With both supply and demand reduced the market is fairly balanced. Inventory is rising off of last years rock bottom levels, but it is still well below normal.  Since inventory is not accumulating prices are mostly stable and attractive properties are still selling fairly quickly. In February, the average time it took to put a home under contract that made it to the closing table was around 55 days.  Up from the low 20’s last year.

Breaking It Down By Price

This chart shows the breakdown of listings by price. The blue half shows the available properties and the gray half shows the properties that are already under contract.

Boulder County has a wide scope of properties representing a huge range of prices. Currently there are 983 listings ranging from a 640 square foot cabin in the mountains in need of a septic tank to a 13,000 square foot home (do we still call it that?) on 115 acres listed for $25,000,000. Clearly, not all properties are equivalent and therefore, big sweeping statements about the market are not one-size-fits-all.  Let’s break it down a bit. This time by price.

Boulder County

Boulder County Active All U/C U/C % Sold Months of Inventory SP:LP DTO
$0- $1M 273 544 271 50% 471 3.5 99% 45
$1 – $2M 128 199 71 36% 101 5.9 98% 41
$2 – $3M 62 78 16 21% 33 7.1 96% 41
>$3M 62 80 18 23% 14 17.1 96% 224

U/C% = # of homes that are currently under contract / # all current listings.  –   Months of Inventory = # of months it would take to sell all current listings if sales continued at their current pace.  –  SP:LP = Sales price to list price ratio  –  DTO = Days to Offer

$0 – $1,000,000  The market for homes below $1 million is strong. Half of all current listings are under contract. Properties are selling within 1% of the asking price. At the pace of sales over the past three months, there is just 3.5 months of inventory on the market (4-6 months in balanced). Slightly a seller’s market. On average it’s taking 45 days to get a house under contract.

$1,000,000 – $2,000,000  In this price range, there are fewer listings and just 36% of those listings are under contract. With the average property selling at 98% of the asking price, prices seem to be still holding steady. Properties are staying on the market for 41 days before receiving a contract. At the pace of sales over the past three months, there is 5.9  months of inventory on the market. This is defined as a balanced market.

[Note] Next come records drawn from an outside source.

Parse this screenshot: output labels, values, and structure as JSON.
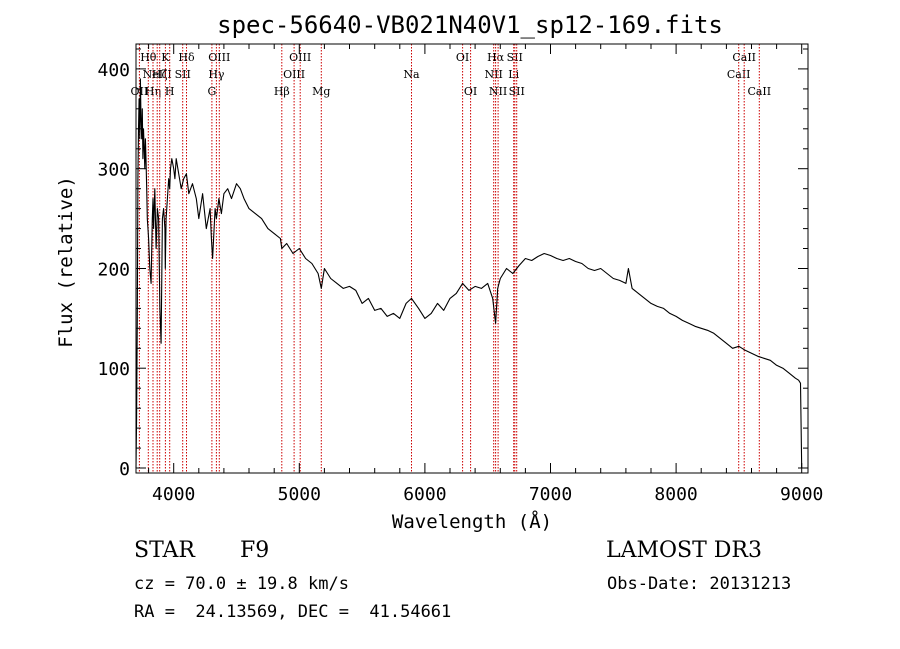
{
  "chart_data": {
    "type": "line",
    "title": "spec-56640-VB021N40V1_sp12-169.fits",
    "xlabel": "Wavelength (Å)",
    "ylabel": "Flux (relative)",
    "xlim": [
      3700,
      9050
    ],
    "ylim": [
      -5,
      425
    ],
    "xticks": [
      4000,
      5000,
      6000,
      7000,
      8000,
      9000
    ],
    "yticks": [
      0,
      100,
      200,
      300,
      400
    ],
    "line_color": "#000000",
    "marker_color": "#cc0000",
    "series": [
      {
        "name": "spectrum",
        "x": [
          3700,
          3705,
          3710,
          3715,
          3720,
          3725,
          3730,
          3735,
          3740,
          3745,
          3750,
          3755,
          3760,
          3765,
          3770,
          3775,
          3780,
          3785,
          3790,
          3800,
          3810,
          3820,
          3830,
          3835,
          3840,
          3850,
          3860,
          3870,
          3880,
          3890,
          3900,
          3910,
          3920,
          3930,
          3933,
          3940,
          3950,
          3960,
          3968,
          3975,
          3985,
          4000,
          4010,
          4020,
          4040,
          4060,
          4080,
          4101,
          4120,
          4150,
          4180,
          4200,
          4230,
          4260,
          4290,
          4300,
          4310,
          4330,
          4340,
          4360,
          4380,
          4400,
          4430,
          4460,
          4500,
          4530,
          4560,
          4600,
          4650,
          4700,
          4750,
          4800,
          4850,
          4861,
          4900,
          4950,
          5000,
          5050,
          5100,
          5150,
          5175,
          5200,
          5250,
          5300,
          5350,
          5400,
          5450,
          5500,
          5550,
          5600,
          5650,
          5700,
          5750,
          5800,
          5850,
          5893,
          5950,
          6000,
          6050,
          6100,
          6150,
          6200,
          6250,
          6300,
          6350,
          6400,
          6450,
          6500,
          6540,
          6563,
          6580,
          6600,
          6650,
          6700,
          6750,
          6800,
          6850,
          6900,
          6950,
          7000,
          7050,
          7100,
          7150,
          7200,
          7250,
          7300,
          7350,
          7400,
          7450,
          7500,
          7550,
          7600,
          7620,
          7650,
          7700,
          7750,
          7800,
          7850,
          7900,
          7950,
          8000,
          8050,
          8100,
          8150,
          8200,
          8250,
          8300,
          8350,
          8400,
          8450,
          8500,
          8550,
          8600,
          8650,
          8700,
          8750,
          8800,
          8850,
          8900,
          8950,
          8975,
          8990,
          9000
        ],
        "y": [
          0,
          50,
          150,
          290,
          340,
          370,
          330,
          390,
          350,
          330,
          360,
          310,
          340,
          320,
          300,
          330,
          310,
          280,
          250,
          230,
          200,
          185,
          250,
          270,
          240,
          280,
          220,
          260,
          250,
          160,
          125,
          250,
          260,
          240,
          200,
          250,
          270,
          290,
          280,
          300,
          310,
          300,
          290,
          310,
          295,
          280,
          290,
          295,
          275,
          285,
          270,
          250,
          275,
          240,
          260,
          230,
          210,
          260,
          250,
          270,
          255,
          275,
          280,
          270,
          285,
          280,
          270,
          260,
          255,
          250,
          240,
          235,
          230,
          220,
          225,
          215,
          220,
          210,
          205,
          195,
          180,
          200,
          190,
          185,
          180,
          182,
          178,
          165,
          170,
          158,
          160,
          152,
          155,
          150,
          165,
          170,
          160,
          150,
          155,
          165,
          158,
          170,
          175,
          185,
          178,
          182,
          180,
          185,
          170,
          145,
          180,
          190,
          200,
          195,
          203,
          210,
          208,
          212,
          215,
          213,
          210,
          208,
          210,
          207,
          205,
          200,
          198,
          200,
          195,
          190,
          188,
          185,
          200,
          180,
          175,
          170,
          165,
          162,
          160,
          155,
          152,
          148,
          145,
          142,
          140,
          138,
          135,
          130,
          125,
          120,
          122,
          118,
          115,
          112,
          110,
          108,
          103,
          100,
          95,
          90,
          88,
          85,
          0
        ]
      }
    ],
    "lines": [
      {
        "x": 3727,
        "label": "OII",
        "row": 2
      },
      {
        "x": 3798,
        "label": "Hθ",
        "row": 0
      },
      {
        "x": 3835,
        "label": "Hη",
        "row": 2
      },
      {
        "x": 3869,
        "label": "NeIII",
        "row": 1
      },
      {
        "x": 3889,
        "label": "Hζ",
        "row": 1
      },
      {
        "x": 3934,
        "label": "K",
        "row": 0
      },
      {
        "x": 3968,
        "label": "H",
        "row": 2
      },
      {
        "x": 4072,
        "label": "SII",
        "row": 1
      },
      {
        "x": 4102,
        "label": "Hδ",
        "row": 0
      },
      {
        "x": 4304,
        "label": "G",
        "row": 2
      },
      {
        "x": 4340,
        "label": "Hγ",
        "row": 1
      },
      {
        "x": 4363,
        "label": "OIII",
        "row": 0
      },
      {
        "x": 4861,
        "label": "Hβ",
        "row": 2
      },
      {
        "x": 4959,
        "label": "OIII",
        "row": 1
      },
      {
        "x": 5007,
        "label": "OIII",
        "row": 0
      },
      {
        "x": 5175,
        "label": "Mg",
        "row": 2
      },
      {
        "x": 5893,
        "label": "Na",
        "row": 1
      },
      {
        "x": 6300,
        "label": "OI",
        "row": 0
      },
      {
        "x": 6364,
        "label": "OI",
        "row": 2
      },
      {
        "x": 6548,
        "label": "NII",
        "row": 1
      },
      {
        "x": 6563,
        "label": "Hα",
        "row": 0
      },
      {
        "x": 6583,
        "label": "NII",
        "row": 2
      },
      {
        "x": 6707,
        "label": "Li",
        "row": 1
      },
      {
        "x": 6716,
        "label": "SII",
        "row": 0
      },
      {
        "x": 6731,
        "label": "SII",
        "row": 2
      },
      {
        "x": 8498,
        "label": "CaII",
        "row": 1
      },
      {
        "x": 8542,
        "label": "CaII",
        "row": 0
      },
      {
        "x": 8662,
        "label": "CaII",
        "row": 2
      }
    ]
  },
  "info": {
    "class": "STAR",
    "subclass": "F9",
    "survey": "LAMOST DR3",
    "cz": "cz = 70.0 ± 19.8 km/s",
    "obs_date": "Obs-Date: 20131213",
    "coords": "RA =  24.13569, DEC =  41.54661"
  }
}
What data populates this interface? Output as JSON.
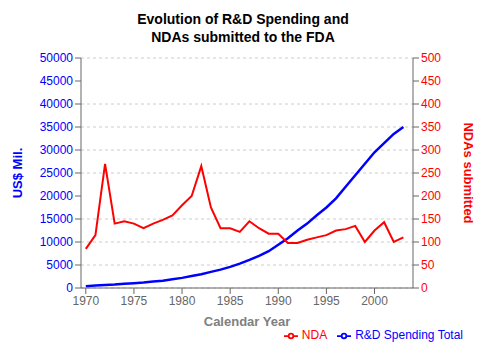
{
  "chart_data": {
    "type": "line",
    "title": "Evolution of R&D Spending and\nNDAs submitted to the FDA",
    "xlabel": "Calendar Year",
    "ylabel": "US$ Mil.",
    "y2label": "NDAs submitted",
    "x": [
      1970,
      1971,
      1972,
      1973,
      1974,
      1975,
      1976,
      1977,
      1978,
      1979,
      1980,
      1981,
      1982,
      1983,
      1984,
      1985,
      1986,
      1987,
      1988,
      1989,
      1990,
      1991,
      1992,
      1993,
      1994,
      1995,
      1996,
      1997,
      1998,
      1999,
      2000,
      2001,
      2002,
      2003
    ],
    "series": [
      {
        "name": "R&D Spending Total",
        "color": "#0000ff",
        "axis": "y",
        "values": [
          400,
          550,
          650,
          750,
          900,
          1050,
          1200,
          1400,
          1600,
          1900,
          2200,
          2600,
          3000,
          3500,
          4000,
          4600,
          5300,
          6100,
          7000,
          8000,
          9400,
          10800,
          12500,
          14000,
          15800,
          17500,
          19500,
          22000,
          24500,
          27000,
          29500,
          31500,
          33500,
          35000
        ]
      },
      {
        "name": "NDA",
        "color": "#ff0000",
        "axis": "y2",
        "values": [
          85,
          115,
          270,
          140,
          145,
          140,
          130,
          140,
          148,
          158,
          180,
          200,
          265,
          175,
          130,
          130,
          122,
          145,
          130,
          118,
          118,
          98,
          98,
          105,
          110,
          115,
          125,
          128,
          135,
          100,
          125,
          143,
          100,
          110
        ]
      }
    ],
    "xlim": [
      1969.5,
      2004.0
    ],
    "xticks": [
      1970,
      1975,
      1980,
      1985,
      1990,
      1995,
      2000
    ],
    "ylim": [
      0,
      50000
    ],
    "yticks": [
      0,
      5000,
      10000,
      15000,
      20000,
      25000,
      30000,
      35000,
      40000,
      45000,
      50000
    ],
    "y2lim": [
      0,
      500
    ],
    "y2ticks": [
      0,
      50,
      100,
      150,
      200,
      250,
      300,
      350,
      400,
      450,
      500
    ],
    "grid": true,
    "legend": "lower right"
  }
}
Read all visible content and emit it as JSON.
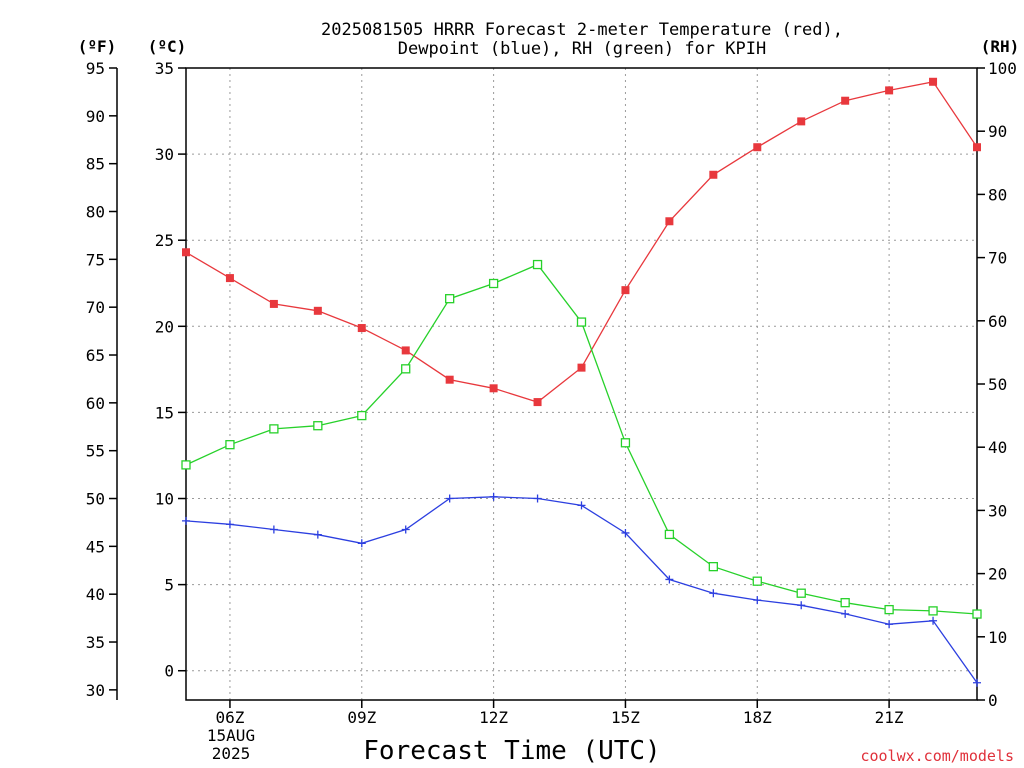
{
  "chart_data": {
    "type": "line",
    "title_line1": "2025081505 HRRR Forecast 2-meter Temperature (red),",
    "title_line2": "Dewpoint (blue), RH (green) for KPIH",
    "xlabel": "Forecast Time (UTC)",
    "credit": "coolwx.com/models",
    "unit_f": "(ºF)",
    "unit_c": "(ºC)",
    "unit_rh": "(RH)",
    "date_label_1": "15AUG",
    "date_label_2": "2025",
    "x_hours": [
      5,
      6,
      7,
      8,
      9,
      10,
      11,
      12,
      13,
      14,
      15,
      16,
      17,
      18,
      19,
      20,
      21,
      22,
      23
    ],
    "x_range": [
      5,
      23
    ],
    "x_ticks": [
      {
        "hour": 6,
        "label": "06Z"
      },
      {
        "hour": 9,
        "label": "09Z"
      },
      {
        "hour": 12,
        "label": "12Z"
      },
      {
        "hour": 15,
        "label": "15Z"
      },
      {
        "hour": 18,
        "label": "18Z"
      },
      {
        "hour": 21,
        "label": "21Z"
      }
    ],
    "ylim_c": [
      -1.7,
      35
    ],
    "ylim_rh": [
      0,
      100
    ],
    "yticks_c": [
      "0",
      "5",
      "10",
      "15",
      "20",
      "25",
      "30",
      "35"
    ],
    "yticks_f": [
      "30",
      "35",
      "40",
      "45",
      "50",
      "55",
      "60",
      "65",
      "70",
      "75",
      "80",
      "85",
      "90",
      "95"
    ],
    "yticks_rh": [
      "0",
      "10",
      "20",
      "30",
      "40",
      "50",
      "60",
      "70",
      "80",
      "90",
      "100"
    ],
    "grid": true,
    "colors": {
      "temperature": "#e8383d",
      "dewpoint": "#2c3fe0",
      "rh": "#27d12a"
    },
    "series": [
      {
        "key": "temperature",
        "axis": "c",
        "values": [
          24.3,
          22.8,
          21.3,
          20.9,
          19.9,
          18.6,
          16.9,
          16.4,
          15.6,
          17.6,
          22.1,
          26.1,
          28.8,
          30.4,
          31.9,
          33.1,
          33.7,
          34.2,
          30.4
        ]
      },
      {
        "key": "dewpoint",
        "axis": "c",
        "values": [
          8.7,
          8.5,
          8.2,
          7.9,
          7.4,
          8.2,
          10.0,
          10.1,
          10.0,
          9.6,
          8.0,
          5.3,
          4.5,
          4.1,
          3.8,
          3.3,
          2.7,
          2.9,
          -0.7
        ]
      },
      {
        "key": "rh",
        "axis": "rh",
        "values": [
          37.2,
          40.4,
          42.9,
          43.4,
          45.0,
          52.4,
          63.5,
          65.9,
          68.9,
          59.8,
          40.7,
          26.2,
          21.1,
          18.8,
          16.9,
          15.4,
          14.3,
          14.1,
          13.6
        ]
      }
    ]
  }
}
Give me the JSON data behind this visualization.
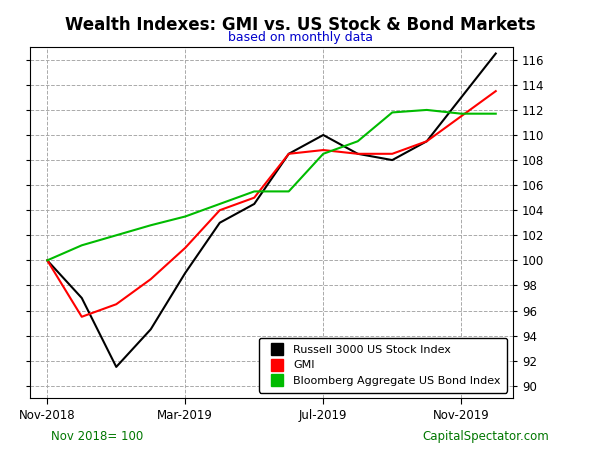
{
  "title": "Wealth Indexes: GMI vs. US Stock & Bond Markets",
  "subtitle": "based on monthly data",
  "footnote_left": "Nov 2018= 100",
  "footnote_right": "CapitalSpectator.com",
  "x_labels": [
    "Nov-2018",
    "Mar-2019",
    "Jul-2019",
    "Nov-2019"
  ],
  "x_tick_positions": [
    0,
    4,
    8,
    12
  ],
  "ylim": [
    89,
    117
  ],
  "yticks": [
    90,
    92,
    94,
    96,
    98,
    100,
    102,
    104,
    106,
    108,
    110,
    112,
    114,
    116
  ],
  "russell": [
    100.0,
    97.0,
    91.5,
    94.5,
    99.0,
    103.0,
    104.5,
    108.5,
    110.0,
    108.5,
    108.0,
    109.5,
    113.0,
    116.5
  ],
  "gmi": [
    100.0,
    95.5,
    96.5,
    98.5,
    101.0,
    104.0,
    105.0,
    108.5,
    108.8,
    108.5,
    108.5,
    109.5,
    111.5,
    113.5
  ],
  "bond": [
    100.0,
    101.2,
    102.0,
    102.8,
    103.5,
    104.5,
    105.5,
    105.5,
    108.5,
    109.5,
    111.8,
    112.0,
    111.7,
    111.7
  ],
  "russell_color": "#000000",
  "gmi_color": "#ff0000",
  "bond_color": "#00bb00",
  "background_color": "#ffffff",
  "plot_bg_color": "#ffffff",
  "grid_color": "#aaaaaa",
  "title_fontsize": 12,
  "subtitle_fontsize": 9,
  "tick_fontsize": 8.5,
  "footnote_fontsize": 8.5,
  "legend_labels": [
    "Russell 3000 US Stock Index",
    "GMI",
    "Bloomberg Aggregate US Bond Index"
  ],
  "line_width": 1.5
}
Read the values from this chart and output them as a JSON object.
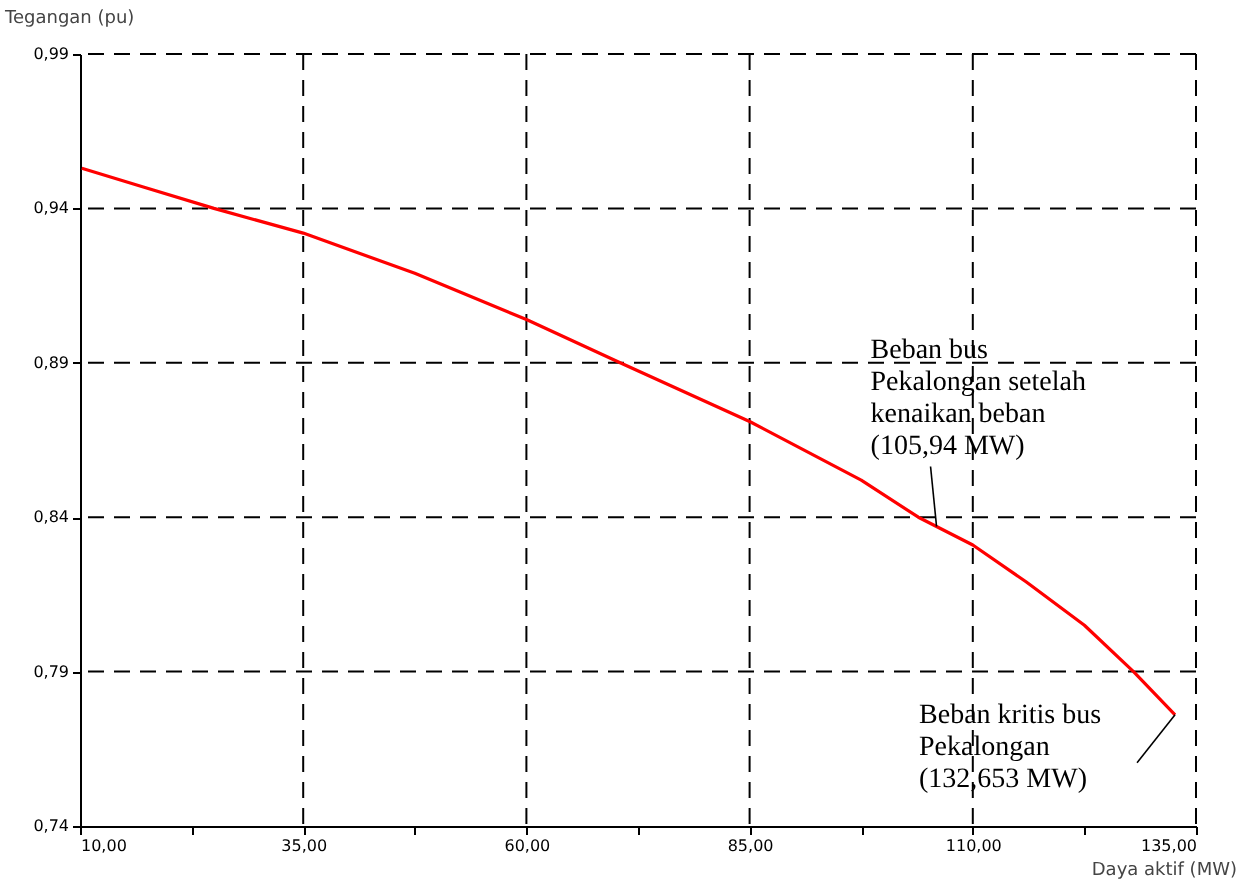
{
  "chart_data": {
    "type": "line",
    "xlabel": "Daya aktif (MW)",
    "ylabel": "Tegangan (pu)",
    "x": [
      10.2,
      17,
      25,
      35,
      47.5,
      60,
      70.5,
      85,
      97.5,
      103.9,
      110,
      116,
      122.5,
      128,
      132.653
    ],
    "series": [
      {
        "color": "#ff0000",
        "values": [
          0.953,
          0.947,
          0.94,
          0.932,
          0.919,
          0.904,
          0.89,
          0.871,
          0.852,
          0.84,
          0.831,
          0.819,
          0.805,
          0.79,
          0.776
        ]
      }
    ],
    "xlim": [
      10,
      135
    ],
    "ylim": [
      0.74,
      0.99
    ],
    "xticks": [
      {
        "value": 10,
        "label": "10,00"
      },
      {
        "value": 22.5,
        "label": null
      },
      {
        "value": 35,
        "label": "35,00"
      },
      {
        "value": 47.5,
        "label": null
      },
      {
        "value": 60,
        "label": "60,00"
      },
      {
        "value": 72.5,
        "label": null
      },
      {
        "value": 85,
        "label": "85,00"
      },
      {
        "value": 97.5,
        "label": null
      },
      {
        "value": 110,
        "label": "110,00"
      },
      {
        "value": 122.5,
        "label": null
      },
      {
        "value": 135,
        "label": "135,00"
      }
    ],
    "yticks": [
      {
        "value": 0.74,
        "label": "0,74"
      },
      {
        "value": 0.79,
        "label": "0,79"
      },
      {
        "value": 0.84,
        "label": "0,84"
      },
      {
        "value": 0.89,
        "label": "0,89"
      },
      {
        "value": 0.94,
        "label": "0,94"
      },
      {
        "value": 0.99,
        "label": "0,99"
      }
    ],
    "grid": true,
    "line_style": "solid",
    "marker": "none",
    "annotations": [
      {
        "text": "Beban bus\nPekalongan setelah\nkenaikan beban\n(105,94 MW)",
        "x": 105.94,
        "y": 0.837
      },
      {
        "text": "Beban kritis bus\nPekalongan\n(132,653 MW)",
        "x": 132.653,
        "y": 0.776
      }
    ]
  }
}
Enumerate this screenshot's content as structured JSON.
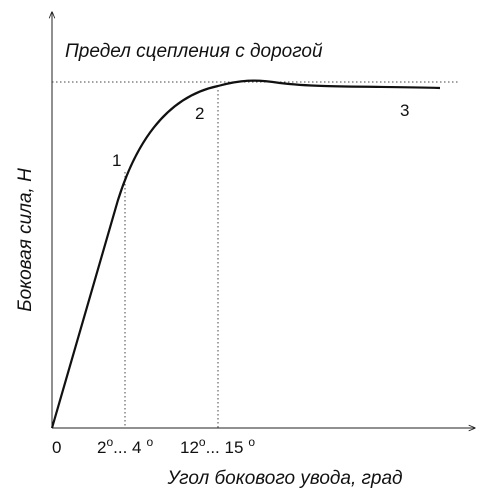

$2,000,000 – $3,000,000  There are just 78 listings in this price range. 21% of all current listings are under contract. Properties are selling within 4% of the asking price. At the pace of sales over the past three months, there is 7.1 months of inventory on the market (4-6 months in balanced). Slightly a buyer’s market. On average it’s taking 41 days to get a house under contract.

$3,000,000 and above  There are 80 listings in this price range in Boulder County. 23% of all current listings are under contract, which is very strong. Properties are selling within 4% of the asking price. At the pace of sales over the past three months, there is 17.1 months of inventory on the market (4-6 months in balanced). This indicates a buyer’s market. On average it’s taking 224 days to get a house under contract. Given the current number of listings that are under contract I expect the numbers for inventory and days-to-offer to improve significantly in the coming months.

City of Boulder

 

City of Boulder Active All U/C U/C % Sold Months of Inventory SP:LP DTO
$0- $1M 46 93 47 51% 109 2.6 99% 38
$1 – $2M 60 91 31 34% 41 6.7 98% 29
$2 – $3M 34 46 12 26% 19 7.3 97% 50
>$3M 32 40 8 20% 11 10.9 98% 43

For a comparison, here are the same statistics for the City of Boulder only.  They are mutually exclusive, the city’s statistics were included in the county’s. In general, these are very similar to the county as a whole.  It’s a good market. Not a crazy nor a flat market.